A. refers to something that the individual has direct personal experience with
B. must be defended against the attitudes of society at large
C. is perceived to be of little importance
D. is related to organizational structure

Question 9 of 20

You are part of a group that's deciding whether it is appropriate to discontinue research on a new drug. This new drug would save lives, but it is uncertain whether you can develop it within a reasonable time frame and at a reasonable cost. Your firm has already spent a small fortune on this drug. You have gathered so much information that you are unable to sort valuable information from superfluous data. You just feel that more research on this drug has merit. What form of decision-making are you using if you decide to continue researching this drug because you feel that doing so has merit?

A. optimization
B. intuitive
C. rational
D. satisficing

Question 10 of 20
In the real world, what do people typically do when making a decision about a problem?
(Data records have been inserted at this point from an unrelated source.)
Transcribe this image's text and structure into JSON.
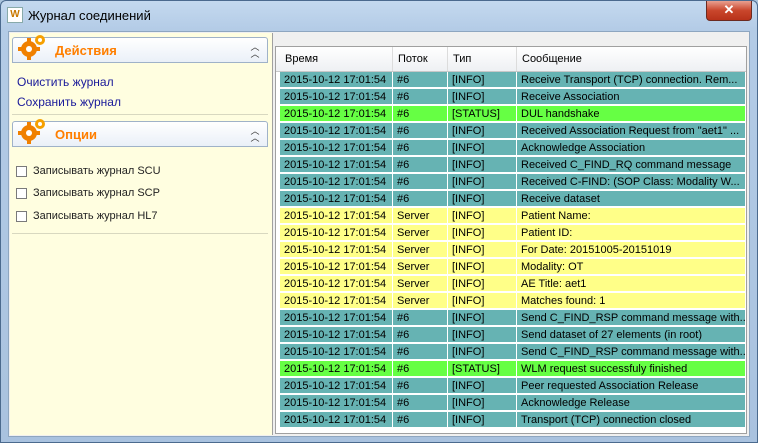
{
  "window": {
    "title": "Журнал соединений",
    "close_glyph": "✕",
    "app_icon_glyph": "W"
  },
  "left": {
    "actions": {
      "title": "Действия",
      "links": [
        "Очистить журнал",
        "Сохранить журнал"
      ]
    },
    "options": {
      "title": "Опции",
      "checkboxes": [
        {
          "label": "Записывать журнал SCU",
          "checked": false
        },
        {
          "label": "Записывать журнал SCP",
          "checked": false
        },
        {
          "label": "Записывать журнал HL7",
          "checked": false
        }
      ]
    }
  },
  "grid": {
    "columns": [
      "Время",
      "Поток",
      "Тип",
      "Сообщение"
    ],
    "colors": {
      "teal": "#66b3b3",
      "green": "#66ff44",
      "yellow": "#ffff88"
    },
    "rows": [
      {
        "time": "2015-10-12 17:01:54",
        "thread": "#6",
        "type": "[INFO]",
        "message": "Receive Transport (TCP) connection. Rem...",
        "color": "teal"
      },
      {
        "time": "2015-10-12 17:01:54",
        "thread": "#6",
        "type": "[INFO]",
        "message": "Receive Association",
        "color": "teal"
      },
      {
        "time": "2015-10-12 17:01:54",
        "thread": "#6",
        "type": "[STATUS]",
        "message": "DUL handshake",
        "color": "green"
      },
      {
        "time": "2015-10-12 17:01:54",
        "thread": "#6",
        "type": "[INFO]",
        "message": "Received Association Request from \"aet1\" ...",
        "color": "teal"
      },
      {
        "time": "2015-10-12 17:01:54",
        "thread": "#6",
        "type": "[INFO]",
        "message": "Acknowledge Association",
        "color": "teal"
      },
      {
        "time": "2015-10-12 17:01:54",
        "thread": "#6",
        "type": "[INFO]",
        "message": "Received C_FIND_RQ command message",
        "color": "teal"
      },
      {
        "time": "2015-10-12 17:01:54",
        "thread": "#6",
        "type": "[INFO]",
        "message": "Received C-FIND: (SOP Class: Modality W...",
        "color": "teal"
      },
      {
        "time": "2015-10-12 17:01:54",
        "thread": "#6",
        "type": "[INFO]",
        "message": "Receive dataset",
        "color": "teal"
      },
      {
        "time": "2015-10-12 17:01:54",
        "thread": "Server",
        "type": "[INFO]",
        "message": "Patient Name:",
        "color": "yellow"
      },
      {
        "time": "2015-10-12 17:01:54",
        "thread": "Server",
        "type": "[INFO]",
        "message": "Patient ID:",
        "color": "yellow"
      },
      {
        "time": "2015-10-12 17:01:54",
        "thread": "Server",
        "type": "[INFO]",
        "message": "For Date: 20151005-20151019",
        "color": "yellow"
      },
      {
        "time": "2015-10-12 17:01:54",
        "thread": "Server",
        "type": "[INFO]",
        "message": "Modality: OT",
        "color": "yellow"
      },
      {
        "time": "2015-10-12 17:01:54",
        "thread": "Server",
        "type": "[INFO]",
        "message": "AE Title: aet1",
        "color": "yellow"
      },
      {
        "time": "2015-10-12 17:01:54",
        "thread": "Server",
        "type": "[INFO]",
        "message": "Matches found: 1",
        "color": "yellow"
      },
      {
        "time": "2015-10-12 17:01:54",
        "thread": "#6",
        "type": "[INFO]",
        "message": "Send C_FIND_RSP command message with...",
        "color": "teal"
      },
      {
        "time": "2015-10-12 17:01:54",
        "thread": "#6",
        "type": "[INFO]",
        "message": "Send dataset of 27 elements (in root)",
        "color": "teal"
      },
      {
        "time": "2015-10-12 17:01:54",
        "thread": "#6",
        "type": "[INFO]",
        "message": "Send C_FIND_RSP command message with...",
        "color": "teal"
      },
      {
        "time": "2015-10-12 17:01:54",
        "thread": "#6",
        "type": "[STATUS]",
        "message": "WLM request successfuly finished",
        "color": "green"
      },
      {
        "time": "2015-10-12 17:01:54",
        "thread": "#6",
        "type": "[INFO]",
        "message": "Peer requested Association Release",
        "color": "teal"
      },
      {
        "time": "2015-10-12 17:01:54",
        "thread": "#6",
        "type": "[INFO]",
        "message": "Acknowledge Release",
        "color": "teal"
      },
      {
        "time": "2015-10-12 17:01:54",
        "thread": "#6",
        "type": "[INFO]",
        "message": "Transport (TCP) connection closed",
        "color": "teal"
      }
    ]
  }
}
A. find a satisfactory and sufficient solution
B. follow the rational decision-making model
C. seek the optimal decision
D. obtain complete information about all possible alternatives before making a decision

Question 11 of 20
Which of the following components, the best predictor of turnover is __________.

A. pay
B. supervision
C. organizational commitment
D. cognitive dissonance

Question 12 of 20
Investors bragged about their investing expertise during the stock market rally between 1996 and early 2000. Knowing individuals rely on the self-serving bias to explain failure, which of the following explanations would an investor be most likely to make after the market imploded in 2000?
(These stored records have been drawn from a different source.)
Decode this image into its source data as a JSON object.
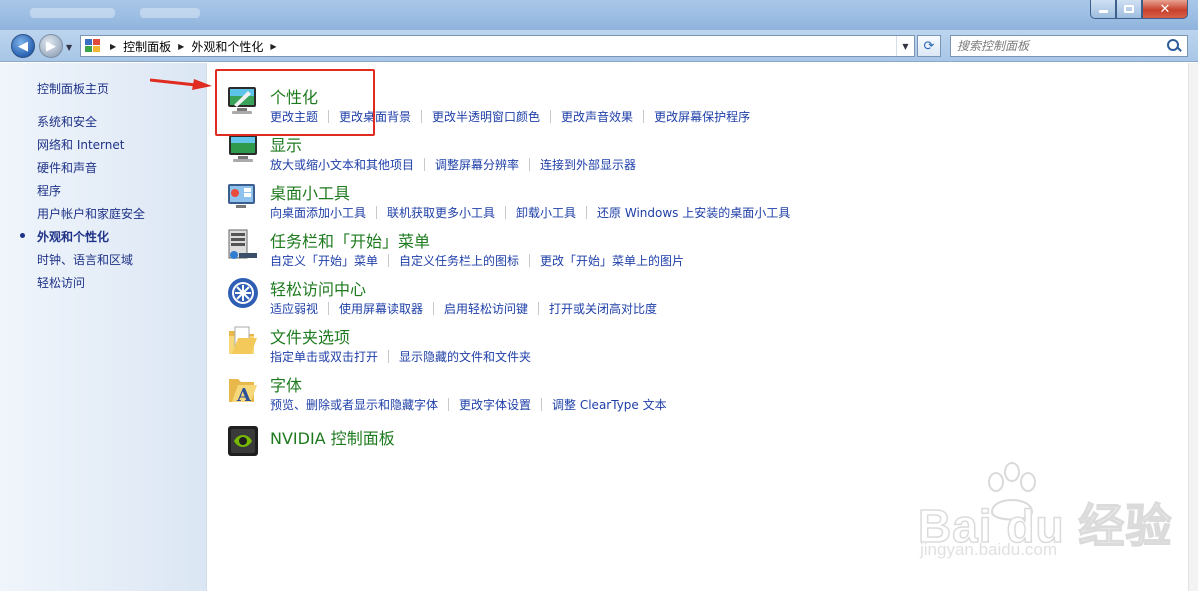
{
  "window": {
    "close_glyph": "✕"
  },
  "address_bar": {
    "crumbs": [
      "控制面板",
      "外观和个性化"
    ]
  },
  "search": {
    "placeholder": "搜索控制面板"
  },
  "left_nav": {
    "items": [
      {
        "label": "控制面板主页"
      },
      {
        "label": "系统和安全"
      },
      {
        "label": "网络和 Internet"
      },
      {
        "label": "硬件和声音"
      },
      {
        "label": "程序"
      },
      {
        "label": "用户帐户和家庭安全"
      },
      {
        "label": "外观和个性化",
        "current": true
      },
      {
        "label": "时钟、语言和区域"
      },
      {
        "label": "轻松访问"
      }
    ]
  },
  "categories": [
    {
      "title": "个性化",
      "icon": "personalization-icon",
      "links": [
        "更改主题",
        "更改桌面背景",
        "更改半透明窗口颜色",
        "更改声音效果",
        "更改屏幕保护程序"
      ]
    },
    {
      "title": "显示",
      "icon": "display-icon",
      "links": [
        "放大或缩小文本和其他项目",
        "调整屏幕分辨率",
        "连接到外部显示器"
      ]
    },
    {
      "title": "桌面小工具",
      "icon": "gadgets-icon",
      "links": [
        "向桌面添加小工具",
        "联机获取更多小工具",
        "卸载小工具",
        "还原 Windows 上安装的桌面小工具"
      ]
    },
    {
      "title": "任务栏和「开始」菜单",
      "icon": "taskbar-icon",
      "links": [
        "自定义「开始」菜单",
        "自定义任务栏上的图标",
        "更改「开始」菜单上的图片"
      ]
    },
    {
      "title": "轻松访问中心",
      "icon": "ease-of-access-icon",
      "links": [
        "适应弱视",
        "使用屏幕读取器",
        "启用轻松访问键",
        "打开或关闭高对比度"
      ]
    },
    {
      "title": "文件夹选项",
      "icon": "folder-options-icon",
      "links": [
        "指定单击或双击打开",
        "显示隐藏的文件和文件夹"
      ]
    },
    {
      "title": "字体",
      "icon": "fonts-icon",
      "links": [
        "预览、删除或者显示和隐藏字体",
        "更改字体设置",
        "调整 ClearType 文本"
      ]
    },
    {
      "title": "NVIDIA 控制面板",
      "icon": "nvidia-icon",
      "links": []
    }
  ],
  "watermark": {
    "brand": "Bai du 经验",
    "url": "jingyan.baidu.com"
  },
  "colors": {
    "category_title": "#1e7a1e",
    "link": "#1e3fa8",
    "nav_text": "#1e3287",
    "highlight_box": "#e02b20"
  }
}
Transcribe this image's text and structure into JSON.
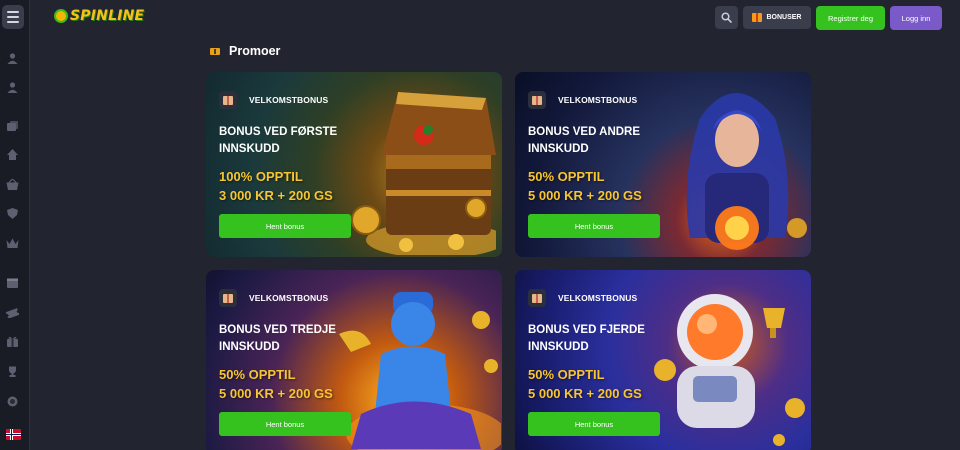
{
  "header": {
    "logo_text": "SPINLINE",
    "search_icon": "search-icon",
    "bonus_label": "BONUSER",
    "register_label": "Registrer deg",
    "login_label": "Logg inn"
  },
  "sidebar": {
    "icons": [
      "user-icon",
      "user-icon",
      "cards-icon",
      "casino-icon",
      "basket-icon",
      "shield-icon",
      "crown-icon",
      "calendar-icon",
      "ticket-icon",
      "gift-icon",
      "trophy-icon",
      "chip-icon"
    ],
    "flag": "norway-flag"
  },
  "main": {
    "section_title": "Promoer",
    "section_icon": "ticket-icon",
    "cards": [
      {
        "tag": "VELKOMSTBONUS",
        "title": "BONUS VED FØRSTE INNSKUDD",
        "offer_line1": "100% OPPTIL",
        "offer_line2": "3 000 KR + 200 GS",
        "button": "Hent bonus",
        "image": "treasure-chest-parrot"
      },
      {
        "tag": "VELKOMSTBONUS",
        "title": "BONUS VED ANDRE INNSKUDD",
        "offer_line1": "50% OPPTIL",
        "offer_line2": "5 000 KR + 200 GS",
        "button": "Hent bonus",
        "image": "sorceress-crystal-ball"
      },
      {
        "tag": "VELKOMSTBONUS",
        "title": "BONUS VED TREDJE INNSKUDD",
        "offer_line1": "50% OPPTIL",
        "offer_line2": "5 000 KR + 200 GS",
        "button": "Hent bonus",
        "image": "genie-lamp"
      },
      {
        "tag": "VELKOMSTBONUS",
        "title": "BONUS VED FJERDE INNSKUDD",
        "offer_line1": "50% OPPTIL",
        "offer_line2": "5 000 KR + 200 GS",
        "button": "Hent bonus",
        "image": "astronaut-trophy"
      }
    ]
  },
  "colors": {
    "background": "#222430",
    "sidebar": "#1a1c25",
    "accent_green": "#35c21f",
    "accent_purple": "#7a5ac9",
    "offer_gold": "#f7c531"
  }
}
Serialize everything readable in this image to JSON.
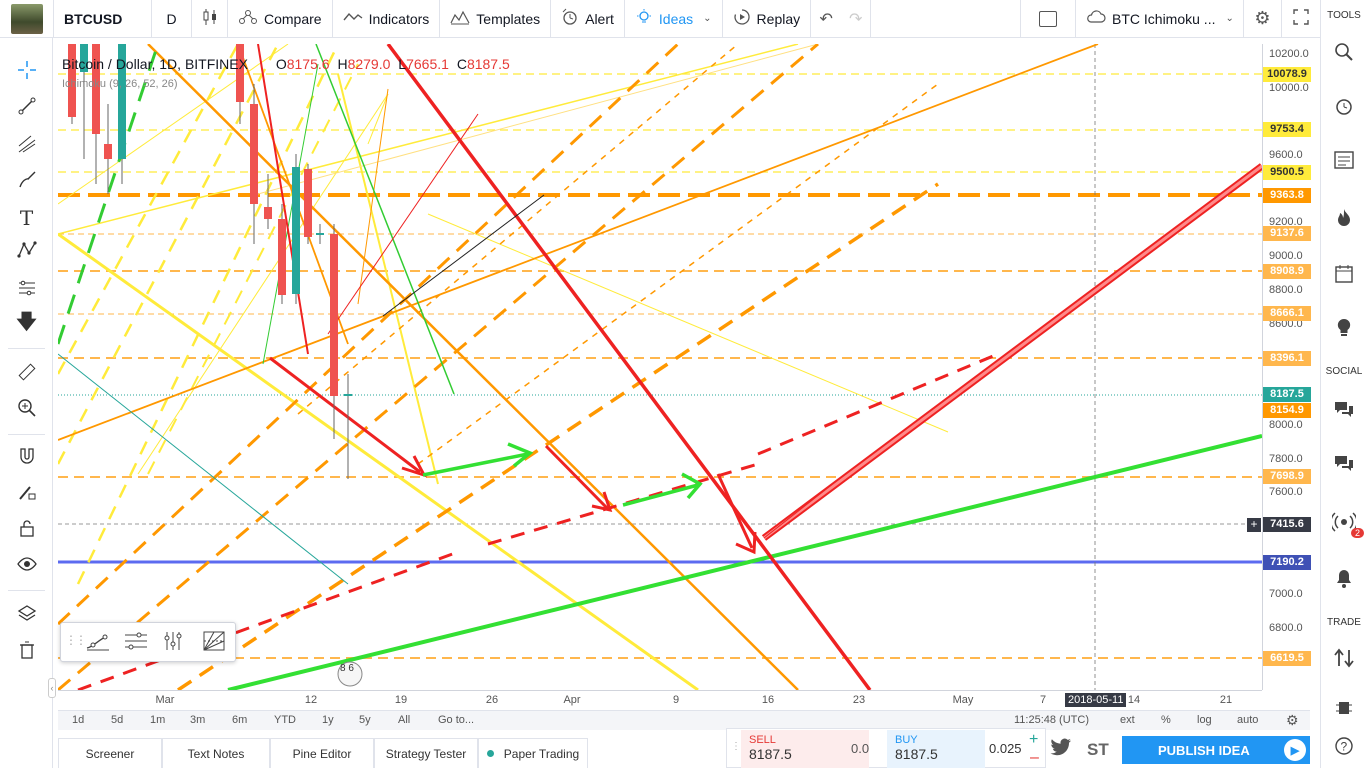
{
  "topbar": {
    "symbol": "BTCUSD",
    "interval": "D",
    "compare": "Compare",
    "indicators": "Indicators",
    "templates": "Templates",
    "alert": "Alert",
    "ideas": "Ideas",
    "replay": "Replay",
    "layout_name": "BTC Ichimoku ..."
  },
  "legend": {
    "title": "Bitcoin / Dollar, 1D, BITFINEX",
    "o_label": "O",
    "o": "8175.6",
    "h_label": "H",
    "h": "8279.0",
    "l_label": "L",
    "l": "7665.1",
    "c_label": "C",
    "c": "8187.5",
    "indicator": "Ichimoku (9, 26, 52, 26)"
  },
  "price_axis": {
    "labels": [
      "10200.0",
      "10000.0",
      "9600.0",
      "9200.0",
      "9000.0",
      "8800.0",
      "8600.0",
      "8000.0",
      "7800.0",
      "7600.0",
      "7000.0",
      "6800.0"
    ],
    "levels": [
      {
        "value": "10078.9",
        "bg": "#ffeb3b",
        "fg": "#333333"
      },
      {
        "value": "9753.4",
        "bg": "#ffeb3b",
        "fg": "#333333"
      },
      {
        "value": "9500.5",
        "bg": "#ffeb3b",
        "fg": "#333333"
      },
      {
        "value": "9363.8",
        "bg": "#ff9800",
        "fg": "#ffffff"
      },
      {
        "value": "9137.6",
        "bg": "#ffb74d",
        "fg": "#ffffff"
      },
      {
        "value": "8908.9",
        "bg": "#ffb74d",
        "fg": "#ffffff"
      },
      {
        "value": "8666.1",
        "bg": "#ffb74d",
        "fg": "#ffffff"
      },
      {
        "value": "8396.1",
        "bg": "#ffb74d",
        "fg": "#ffffff"
      },
      {
        "value": "8187.5",
        "bg": "#26a69a",
        "fg": "#ffffff"
      },
      {
        "value": "8154.9",
        "bg": "#ff9800",
        "fg": "#ffffff"
      },
      {
        "value": "7698.9",
        "bg": "#ffb74d",
        "fg": "#ffffff"
      },
      {
        "value": "7415.6",
        "bg": "#363a45",
        "fg": "#ffffff"
      },
      {
        "value": "7190.2",
        "bg": "#3f51b5",
        "fg": "#ffffff"
      },
      {
        "value": "6619.5",
        "bg": "#ffb74d",
        "fg": "#ffffff"
      }
    ]
  },
  "time_axis": {
    "labels": [
      "Mar",
      "12",
      "19",
      "26",
      "Apr",
      "9",
      "16",
      "23",
      "May",
      "7",
      "14",
      "21"
    ],
    "cursor": "2018-05-11"
  },
  "rangebar": {
    "ranges": [
      "1d",
      "5d",
      "1m",
      "3m",
      "6m",
      "YTD",
      "1y",
      "5y",
      "All"
    ],
    "goto": "Go to...",
    "clock": "11:25:48 (UTC)",
    "ext": "ext",
    "pct": "%",
    "log": "log",
    "auto": "auto"
  },
  "bottom_tabs": [
    "Screener",
    "Text Notes",
    "Pine Editor",
    "Strategy Tester",
    "Paper Trading"
  ],
  "trade": {
    "sell_label": "SELL",
    "sell_price": "8187.5",
    "buy_label": "BUY",
    "buy_price": "8187.5",
    "spread": "0.0",
    "qty": "0.025"
  },
  "right_sidebar": {
    "tools_label": "TOOLS",
    "social_label": "SOCIAL",
    "trade_label": "TRADE",
    "notif_count": "2"
  },
  "publish": "PUBLISH IDEA",
  "st_label": "ST",
  "chart_annotation": "8 6"
}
A. I did not do sufficient research before investing.
B. The analysts did not look at the numbers properly.
C. I really should have seen it coming.
D. My broker advised me to pull out, but I was blind.

Question 13 of 20
Business schools generally train students to follow __________ decision-making models.

A. intuitive
B. convolutional
C. rational
D. bounded rationality

Question 14 of 20
__________ is as important for managers as for frontline employees, and among the Big Five traits, is most consistently related to job performance.

A. Extraversion
B. Agreeableness
C. Conscientiousness
D. Emotional stability

Question 15 of 20
One of the core problems that created the financial meltdown of 2008 was that large loans were made to individuals who could not repay them, and finance companies had purchased these bad debts without realizing how poor the prospects of repayment were. Which of the following decision-making errors was made by the lenders and borrowers?

A. hindsight bias
B. availability bias
C. overconfidence bias
D. confirmation bias

Question 16 of 20
The theory of cognitive dissonance was proposed by __________.

A. Maslow
B. Festinger
C. Hofstede
D. Skinner

Question 17 of 20
Milton Rokeach created the Rokeach Value Survey (RVS.. It consists of two sets of values, __________ values and __________ values.

A. instrumental; terminal
B. critical; judgmental
C. flexible; essential
D. essential; unconscious

Question 18 of 20
Individuals high in self-monitoring __________. ?
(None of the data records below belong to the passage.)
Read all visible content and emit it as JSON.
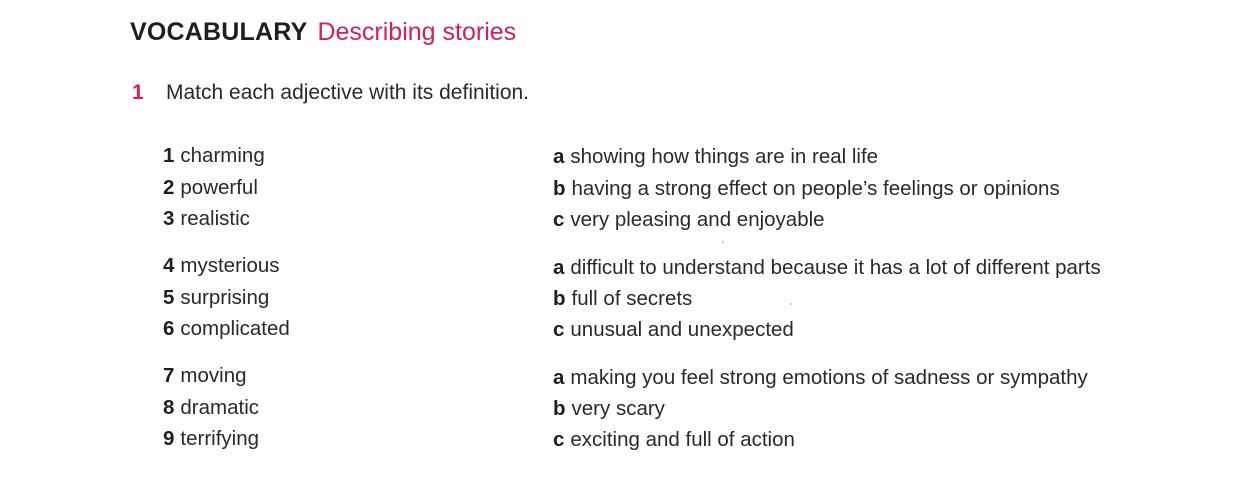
{
  "heading": {
    "keyword": "VOCABULARY",
    "subtitle": "Describing stories"
  },
  "exercise": {
    "number": "1",
    "instruction": "Match each adjective with its definition."
  },
  "groups": [
    {
      "adjectives": [
        {
          "num": "1",
          "word": "charming"
        },
        {
          "num": "2",
          "word": "powerful"
        },
        {
          "num": "3",
          "word": "realistic"
        }
      ],
      "definitions": [
        {
          "letter": "a",
          "text": "showing how things are in real life"
        },
        {
          "letter": "b",
          "text": "having a strong effect on people’s feelings or opinions"
        },
        {
          "letter": "c",
          "text": "very pleasing and enjoyable"
        }
      ]
    },
    {
      "adjectives": [
        {
          "num": "4",
          "word": "mysterious"
        },
        {
          "num": "5",
          "word": "surprising"
        },
        {
          "num": "6",
          "word": "complicated"
        }
      ],
      "definitions": [
        {
          "letter": "a",
          "text": "difficult to understand because it has a lot of different parts"
        },
        {
          "letter": "b",
          "text": "full of secrets"
        },
        {
          "letter": "c",
          "text": "unusual and unexpected"
        }
      ]
    },
    {
      "adjectives": [
        {
          "num": "7",
          "word": "moving"
        },
        {
          "num": "8",
          "word": "dramatic"
        },
        {
          "num": "9",
          "word": "terrifying"
        }
      ],
      "definitions": [
        {
          "letter": "a",
          "text": "making you feel strong emotions of sadness or sympathy"
        },
        {
          "letter": "b",
          "text": "very scary"
        },
        {
          "letter": "c",
          "text": "exciting and full of action"
        }
      ]
    }
  ]
}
A. show considerable adaptability in adjusting their behavior to external situational factors
B. are pragmatic, maintain emotional distance, and believe ends can justify means
C. have a grandiose sense of self-importance, require excessive admiration, and are arrogant
D. are easily distracted, disorganized, and unreliable

Question 19 of 20
Why are agreeable people usually less successful in their careers?

A. They aren't happy in their lives.
B. They aren't liked by superiors.
C. They don't make many friends.
D. They don't negotiate well.

Question 20 of 20
Which of the following answer choices is the best definition of "attitude"?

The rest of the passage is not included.